Namun pada hari ini pendidikan bukan lagi nutrisi juga bukan sebagai benteng bagi sebagian orang, hal ini tampak jelas dari aksi premanisme oleh kaum terdidik. Akhir-akhir ini marak terjadi, seiring pemberitaan media informasi yang acap kali mengulas berbagai aksi kekerasan oleh siswa dari tingkat SMP, SMA hingga tingkat Perguruan Tinggi (PT). Aksi pemalakan, tawuran hingga pembunuhan antar pelajar menjadi bukti nyata bahwa wajah dari sistem pendidikan terkhusus di Indonesia tidak lagi sebagai benteng dari anak bangsa. Ini menjadi pertanyaan besar untuk kita bahwa apa yang terjadi dengan sistem pendidikan yang ada di Indonesia?
Tidak hanya menjadi pertanyaan besar untuk Indonesia namun juga menjadi PR besar untuk sistem pendidikan yang ada di Indonesia itu sendiri. Menurut Ketua Umum Yayasan Rancage, Ajip Rosisdi, “Sistem pendidikan Nasional di Indonesia masih mewarisi sistem kolonial. Perlu dilakukan perombakan total pada sistem Pendidikan Nasional agar bisa membentuk watak anak yang mandiri dan kreatif …..” (26/8/2001, gaulfresh.com).
Pernyataan Ajip Rosidi diatas tentang Pendidikan Indonesia yang masih mewarisi sistem kolonial adalah tepat. Ciri khas dari sistem pendidikan kita yang merupakan sistem warisan penjajah ini bisa dilihat dari ideologinya yang jelas-jelas bernafaskan Sekularisme-Materialisme. Sekularisme sebagai paham yang tidak menginginkan adanya keselarasan antar ajaran agama dan kehidupan bermasyarakat (berupa pendidikan, ekonomi, dan sosial-kemasyarakatan), menjadi acuan sistem pendidikan kita.
Sehingga tidak heran ketika sekularisasi di bidang pendidikan telah mampu menciptakan generasi-generasi yang sering dihujat masyarakat karena kebiadaban dan kerusakan yang dibaktikan untuk negeri ini.

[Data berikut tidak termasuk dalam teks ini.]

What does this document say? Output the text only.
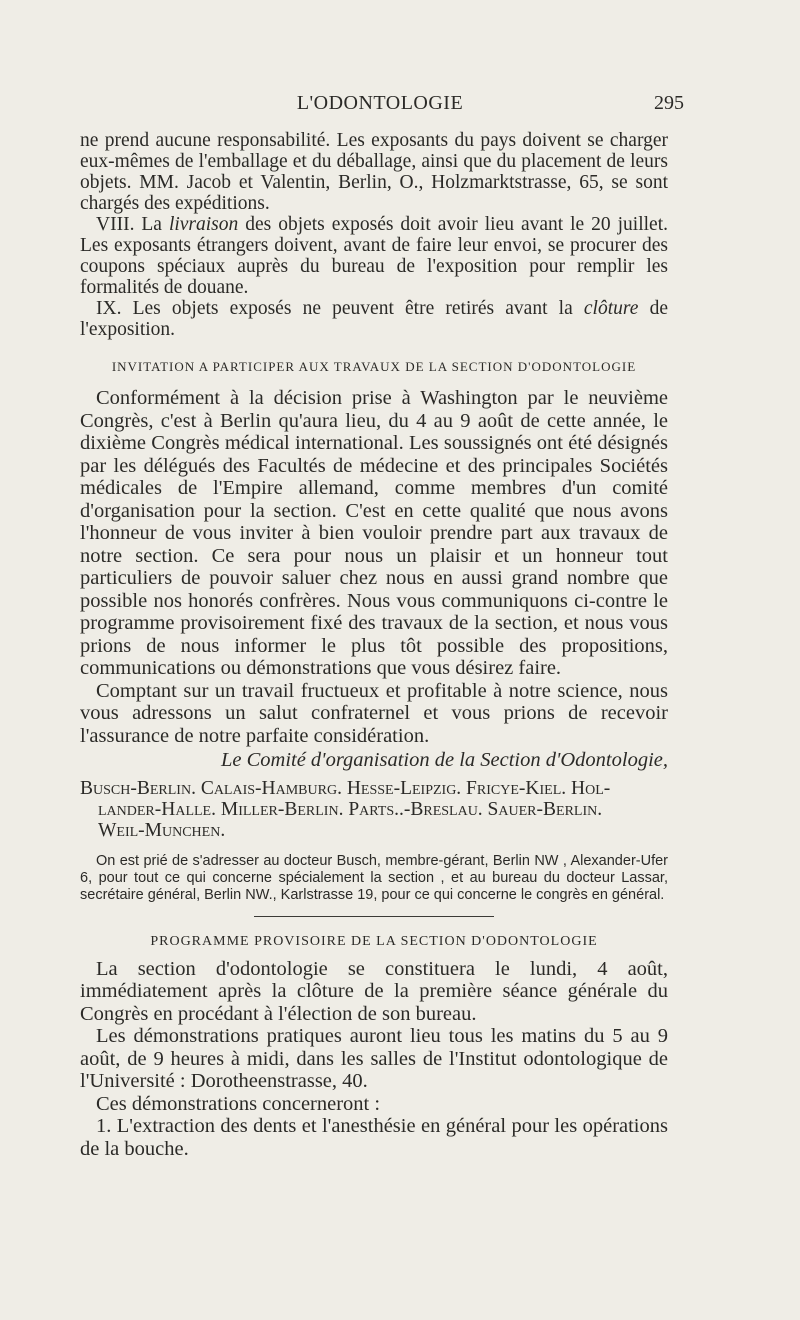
L'ODONTOLOGIE	295

ne prend aucune responsabilité. Les exposants du pays doivent se charger eux-mêmes de l'emballage et du déballage, ainsi que du placement de leurs objets. MM. Jacob et Valentin, Berlin, O., Holzmarktstrasse, 65, se sont chargés des expéditions.

VIII. La livraison des objets exposés doit avoir lieu avant le 20 juillet. Les exposants étrangers doivent, avant de faire leur envoi, se procurer des coupons spéciaux auprès du bureau de l'exposition pour remplir les formalités de douane.

IX. Les objets exposés ne peuvent être retirés avant la clôture de l'exposition.

INVITATION A PARTICIPER AUX TRAVAUX DE LA SECTION D'ODONTOLOGIE

Conformément à la décision prise à Washington par le neuvième Congrès, c'est à Berlin qu'aura lieu, du 4 au 9 août de cette année, le dixième Congrès médical international. Les soussignés ont été désignés par les délégués des Facultés de médecine et des principales Sociétés médicales de l'Empire allemand, comme membres d'un comité d'organisation pour la section. C'est en cette qualité que nous avons l'honneur de vous inviter à bien vouloir prendre part aux travaux de notre section. Ce sera pour nous un plaisir et un honneur tout particuliers de pouvoir saluer chez nous en aussi grand nombre que possible nos honorés confrères. Nous vous communiquons ci-contre le programme provisoirement fixé des travaux de la section, et nous vous prions de nous informer le plus tôt possible des propositions, communications ou démonstrations que vous désirez faire.

Comptant sur un travail fructueux et profitable à notre science, nous vous adressons un salut confraternel et vous prions de recevoir l'assurance de notre parfaite considération.

Le Comité d'organisation de la Section d'Odontologie,

Busch-Berlin. Calais-Hamburg. Hesse-Leipzig. Fricye-Kiel. Hol-
lander-Halle. Miller-Berlin. Parts..-Breslau. Sauer-Berlin.
Weil-Munchen.

On est prié de s'adresser au docteur Busch, membre-gérant, Berlin NW , Alexander-Ufer 6, pour tout ce qui concerne spécialement la section , et au bureau du docteur Lassar, secrétaire général, Berlin NW., Karlstrasse 19, pour ce qui concerne le congrès en général.

PROGRAMME PROVISOIRE DE LA SECTION D'ODONTOLOGIE

La section d'odontologie se constituera le lundi, 4 août, immédiatement après la clôture de la première séance générale du Congrès en procédant à l'élection de son bureau.

Les démonstrations pratiques auront lieu tous les matins du 5 au 9 août, de 9 heures à midi, dans les salles de l'Institut odontologique de l'Université : Dorotheenstrasse, 40.

Ces démonstrations concerneront :

1. L'extraction des dents et l'anesthésie en général pour les opérations de la bouche.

Sementara itu, sistem pendidikan yang materialistik telah gagal melahirkan pribadi-pribadi mulia dan sekaligus mampu menguasai ilmu, pengetahuan dan teknologi secara bersamaan, sebaliknya hanya mampu menciptakan generasi-generasi yang mau memanfaatkan segala cara demi mendapatkan kekuasaan yang selanjutnya digunakan untuk meraup pundi-pundi uang demi kepentingan pribadi.

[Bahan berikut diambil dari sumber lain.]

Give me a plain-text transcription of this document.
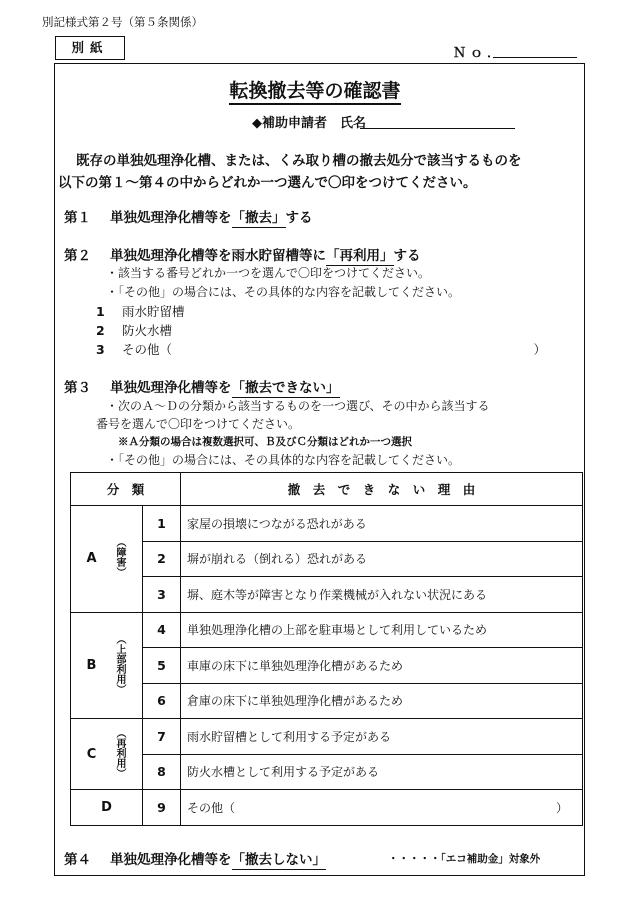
別記様式第２号（第５条関係）
別紙	Ｎｏ．
転換撤去等の確認書
◆補助申請者　氏名
既存の単独処理浄化槽、または、くみ取り槽の撤去処分で該当するものを
以下の第１～第４の中からどれか一つ選んで〇印をつけてください。
第１ 単独処理浄化槽等を「撤去」する
第２ 単独処理浄化槽等を雨水貯留槽等に「再利用」する
・該当する番号どれか一つを選んで〇印をつけてください。
・「その他」の場合には、その具体的な内容を記載してください。
1 雨水貯留槽
2 防火水槽
3 その他（	）
第３ 単独処理浄化槽等を「撤去できない」
・次のＡ～Ｄの分類から該当するものを一つ選び、その中から該当する
番号を選んで〇印をつけてください。
※Ａ分類の場合は複数選択可、Ｂ及びＣ分類はどれか一つ選択
・「その他」の場合には、その具体的な内容を記載してください。
分　類			撤　去　で　き　な　い　理　由
A	（障害）	1	家屋の損壊につながる恐れがある
		2	塀が崩れる（倒れる）恐れがある
		3	塀、庭木等が障害となり作業機械が入れない状況にある
B	（上部利用）	4	単独処理浄化槽の上部を駐車場として利用しているため
		5	車庫の床下に単独処理浄化槽があるため
		6	倉庫の床下に単独処理浄化槽があるため
C	（再利用）	7	雨水貯留槽として利用する予定がある
		8	防火水槽として利用する予定がある
D		9	その他（ ）
第４ 単独処理浄化槽等を「撤去しない」	・・・・・「エコ補助金」対象外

Secara kelembagaan, sekularisasi pendidikan ini dimulai sejak adanya berbagai kebijakan dari dua departemen yang berbeda yakni Departemen Pendidikan Nasional dan Departemen Agama. Salah satu contohnya adalah program pertukaran pengajar yang dilakukan oleh Kemenag Aceh yang menjalin kerja sama dengan pemerintah Inggris. Sebanyak 30 guru Pendidikan Agama Islam dari tingkat TK hingga SMA dari beberapa provinsi mengikuti program Pelatihan Pengayaan Teknik dan Metode Pengajaran Pendidikan Agama Islam di University of Oxford, di Inggris pada tanggal 8-12 Desember.

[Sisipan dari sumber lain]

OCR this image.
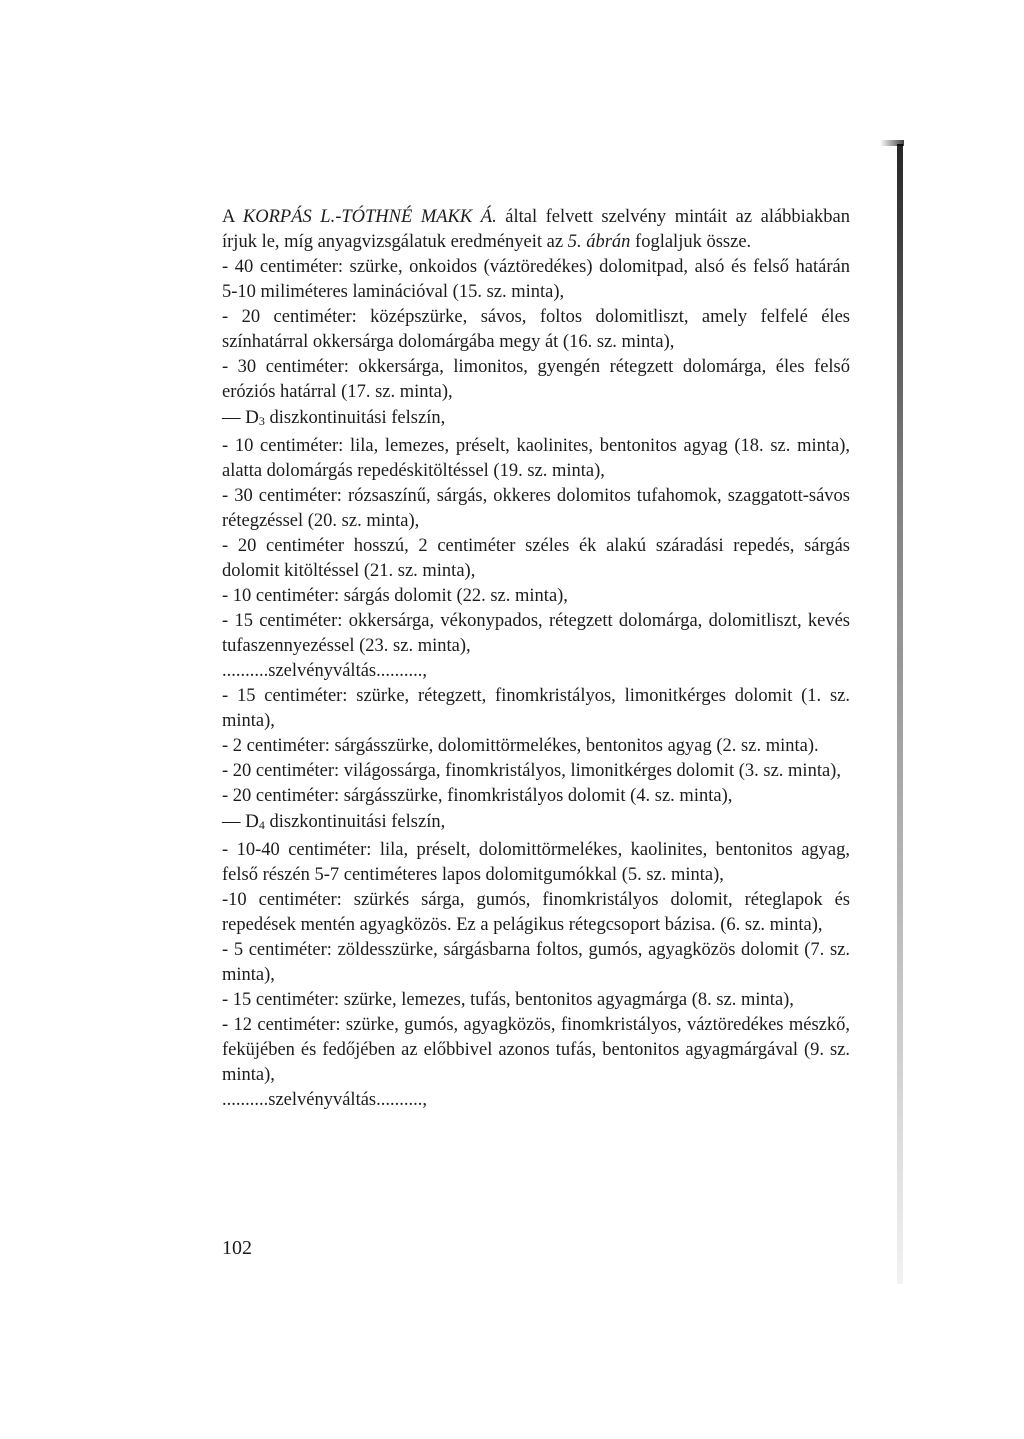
A KORPÁS L.-TÓTHNÉ MAKK Á. által felvett szelvény mintáit az alábbiakban írjuk le, míg anyagvizsgálatuk eredményeit az 5. ábrán foglaljuk össze.

- 40 centiméter: szürke, onkoidos (váztöredékes) dolomitpad, alsó és felső határán 5-10 miliméteres laminációval (15. sz. minta),

- 20 centiméter: középszürke, sávos, foltos dolomitliszt, amely felfelé éles színhatárral okkersárga dolomárgába megy át (16. sz. minta),

- 30 centiméter: okkersárga, limonitos, gyengén rétegzett dolomárga, éles felső eróziós határral (17. sz. minta),

— $D_3$ diszkontinuitási felszín,

- 10 centiméter: lila, lemezes, préselt, kaolinites, bentonitos agyag (18. sz. minta), alatta dolomárgás repedéskitöltéssel (19. sz. minta),

- 30 centiméter: rózsaszínű, sárgás, okkeres dolomitos tufahomok, szaggatott-sávos rétegzéssel (20. sz. minta),

- 20 centiméter hosszú, 2 centiméter széles ék alakú száradási repedés, sárgás dolomit kitöltéssel (21. sz. minta),

- 10 centiméter: sárgás dolomit (22. sz. minta),

- 15 centiméter: okkersárga, vékonypados, rétegzett dolomárga, dolomitliszt, kevés tufaszennyezéssel (23. sz. minta),

..........szelvényváltás..........,

- 15 centiméter: szürke, rétegzett, finomkristályos, limonitkérges dolomit (1. sz. minta),

- 2 centiméter: sárgásszürke, dolomittörmelékes, bentonitos agyag (2. sz. minta).

- 20 centiméter: világossárga, finomkristályos, limonitkérges dolomit (3. sz. minta),

- 20 centiméter: sárgásszürke, finomkristályos dolomit (4. sz. minta),

— $D_4$ diszkontinuitási felszín,

- 10-40 centiméter: lila, préselt, dolomittörmelékes, kaolinites, bentonitos agyag, felső részén 5-7 centiméteres lapos dolomitgumókkal (5. sz. minta),

-10 centiméter: szürkés sárga, gumós, finomkristályos dolomit, réteglapok és repedések mentén agyagközös. Ez a pelágikus rétegcsoport bázisa. (6. sz. minta),

- 5 centiméter: zöldesszürke, sárgásbarna foltos, gumós, agyagközös dolomit (7. sz. minta),

- 15 centiméter: szürke, lemezes, tufás, bentonitos agyagmárga (8. sz. minta),

- 12 centiméter: szürke, gumós, agyagközös, finomkristályos, váztöredékes mészkő, feküjében és fedőjében az előbbivel azonos tufás, bentonitos agyagmárgával (9. sz. minta),

..........szelvényváltás..........,

102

Para pengajar akan mendapatkan cara untuk mendidik pelajaran agama dengan cara menyenangkan, interaktif, dan berlangsung secara dua arah. Namun hal ini tidak dapat kita anggap sebagai salah satu cara yang solutif untuk mengatasi permasalahan pendidikan yang terjadi, karena kita tahu betul bahwa jika pedidikan Islam berkiblat ke Barat yang pada dasarnya merupakan negara yang liberal, maka secara tidak langsung akan menggerogoti sedikit demi sedikit pemahaman dan nilai-nilai Islam.
Dan ini juga merupakan upaya pengaburan bahkan penyesatan terhadap ajaran Islam, selain itu apa yang meraka dapatkan tentu bukan hanya teknik mengajar yang baik, namun juga nilai-nilai yang menjadi pijakan kurikulum di negara-negara barat yang liberal. Bukan hanya itu mereka juga mengunjungi gereja, museum dan sekolah-sekolah agama di Inggris agar bisa menyaksikan betapa ‘baik’ peradaban Barat. Ini jelas meracuni pendidik-pendidik Muslim agar ramah terhadap nilai Barat bahkan mengunggulkan peradaban Barat yang rusak.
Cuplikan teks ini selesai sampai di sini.